The Court of Appeals made a partial application of the rule of ejusdem generis and related the “resort to” clause to retaliation, holding the dual-rate contract or suit was retaliatory and within the ban of the section. The Board urges that the Court of Appeals *496did not carry the rule of ejusdem generis far enough, that by carrying the rule “a hand’s breadth farther” and also relating- — and limiting— the “resort to” clause to the refusal of space accommodations and similar services to shippers, the dual-rate contract falls without the prohibition because the contract is concerned only with charges for services and not with denial of services. We do not believe that these constructions can be reconciled with the language of the statute or the scope of the congressional plan.

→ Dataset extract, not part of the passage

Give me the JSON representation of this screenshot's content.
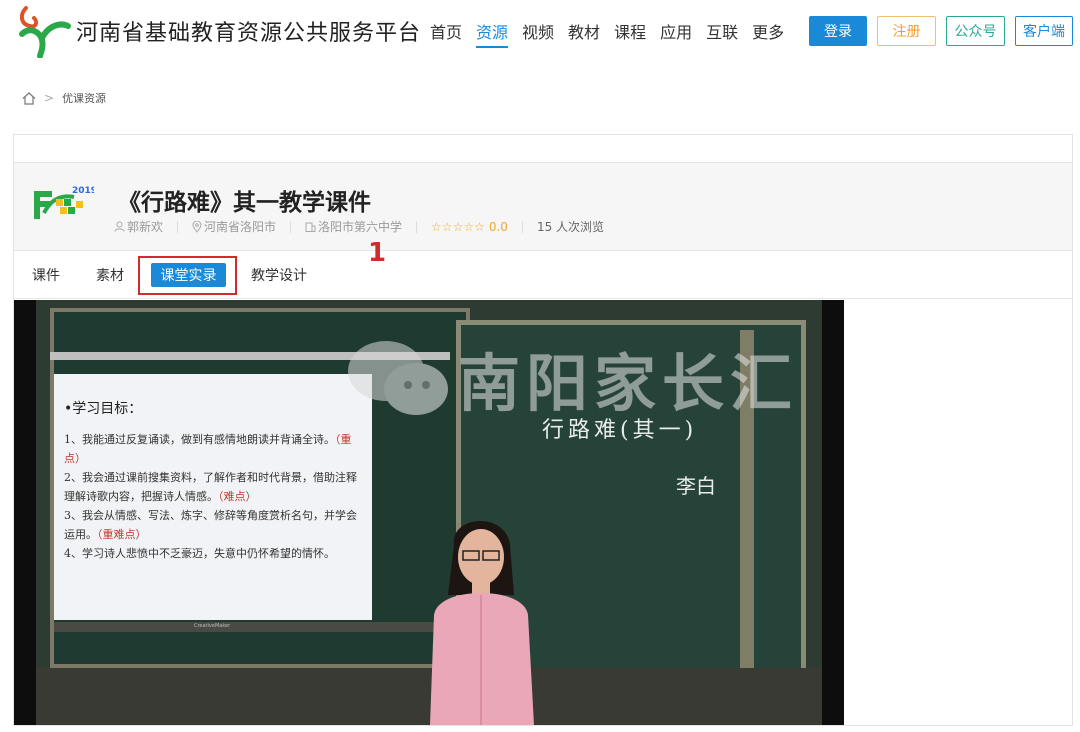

Certainly it must be assumed that the Court would refrain from settling sub silentio an issue of such obvious importance and difficulty plainly requiring a clearly expressed disposition.
Petitioners’ reliance on Swayne & Hoyt, Ltd., v. United States, 300 U. S. 297, is similarly misplaced. In that case the Court upheld the administrative determination that a dual-rate system gave an “undue or unreasonable preference or advantage” under § 16 of the Shipping Act. Because the Court sustained the finding as supported by substantial evidence it did not need to reach the more contentious problem of whether that particular contract was illegal under § 14 Third.
Compare, e. g., Eden Mining Co. v. Bluefields Fruit & S. S. Co., 1 U. S. S. B. 41, and Contract Routing Restrictions, 2 U. S. M. C. 220, 226-227, with W. T. Rawleigh Co. v. Stoomvart, 1 U. S. S. B. 285, 290.